Joshua Weltman jest „Mad Menem” pełną gębą. Zanim związał się z serialem jako jego współproducent oraz konsultant do spraw reklamy, zjadł zęby na własnej branży, w której pracował przez ćwierć dekady. Zdobytą w ten sposób wiedzę wykorzystał, by jak najwierniej przedstawić reklamowy świat w retro-dekoracjach, o czym opowiedział serwisowi FastCompany.

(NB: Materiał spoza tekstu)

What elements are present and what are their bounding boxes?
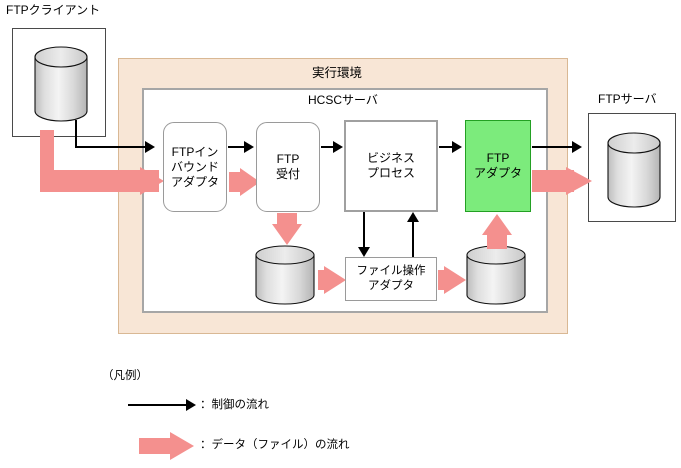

Jako dyrektor kreatywny Weltman odpowiadał między innymi za kampanie marek Taco Bell, Doritos, BMW, Microsoft czy KIA. Przy serialu pracuje od pierwszego sezonu, a jego zadaniem jest zagwarantowanie, że przedstawione w nim realia pracy w agencji, od tworzenia kreacji po obsługę klienta, są zgodne z rzeczywistością i okresem, którego dotyczą. By tak było, ściśle współpracuje z twórcą serii Matthew Weinerem oraz scenarzystami, a większość reklam pojawiających się w serialu jest jego autorstwa.
W opinii Weltmana „Mad Men” jest pierwszą udana próba podejścia do tematu reklamy na małym i dużym ekranie. W serialu możemy obserwować cały proces kreacji, od dosłownie pierwszych pomysłów po gotową koncepcję, którą trzeba umiejętnie sprzedać. O tym, jak to zrobić, traktuje książka Weltmana „Seducing Strangers: How to Get People to Buy What You’re Selling”, która zadebiutowała w księgarniach w niecały miesiąc przed premierą ostatniego sezonu serialu, zaplanowaną na 5 kwietnia.
Jak się okazuje, serial świetnie odzwierciedla tezy zawarte w książce. Weltman pisze między innymi, że przekonanie innych do własnego pomysłu to w dużej mierze kwestia dobrego podprowadzenia pomysłu na koncepcję, na która klienci powinni przystać jeszcze przed zaprezentowaniem reklamy. Dokładnie taką taktykę przyjmuje Don Draper, który niemal każdą prezentację rozpoczyna od przekonania klienta do własnej idei, a przedstawienie konkretnego projektu pozostawia na koniec. Weltman nazywa to strategią potakiwania – jeśli w trakcie prezentacji klient zaczyna kiwać głowa można być pewnym, że zaakceptuje finalny pomysł. Zgodnie z tym założeniem prezentując pomysł na kampanie nowego projektora zdjęć marki Kodak Don kreuje go go jako wehikuł czasu, który przenosi nas do wspomnień.
Mad Men: The Carousel from ray3c on Vimeo.
Kolejną zasadą Weltmana oddaną w serialu jest „Nie da się mieć wszystkiego”. Specjalista twierdzi, że komunikując produkt powinniśmy mieć w głowie jeden, konkretny typ odbiorcy i na nim się skupiać. Nie można zrobić skutecznej reklamy kierowanej równocześnie do mam i dzieci czy singli oraz par – konieczne jest podjęcie decyzji. Don Draper wykłada tę prawdę jednej z klientek, właścicielce centrum handlowego, które ma kojarzyć się z luksusem, ale równocześnie przyciągać mniej zamożne klientki promocjami. Zdaniem Weltmana reklama ma szanse powodzenia jedynie, jeśli stworzymy ja pod kątem ściśle określonego targetu.
Zasady Weltmana w życie wprowadza również Peggy Olson, najzdolniejsza protegowana Drapera, która w najnowszych sezonach serial pnie się po szczeblach kariery, podczas gdy on sam spada w dół, nie tylko zawodowy. W przypadku kampanii szminek potwierdza przekonanie specjalisty o korzyściach z przekuwania wad produktów w ich zalety. Serialowi producenci pomadek wyszli z przekonania, że posiadanie w ofercie aż 100 odcieni miesza klientkom w głowach i utrudnia wybór. Peggy uznała, że szeroka oferta daje szansę personalizacji produktu przez każdą kobietę, która może wybrać własny, wyjątkowy kolor.
Przekładając realia współczesnej książki na fabułę serialu osadzonego w rzeczywistości lat 60. Weltman udowadnia, że mimo ogromnych przemian na rynku reklamy, podstawy zawodu pozostają niezmienne. Liczą się dobre pomysły, trafne odczytywanie oczekiwań i pragnień innych oraz umiejętność ich spełniania.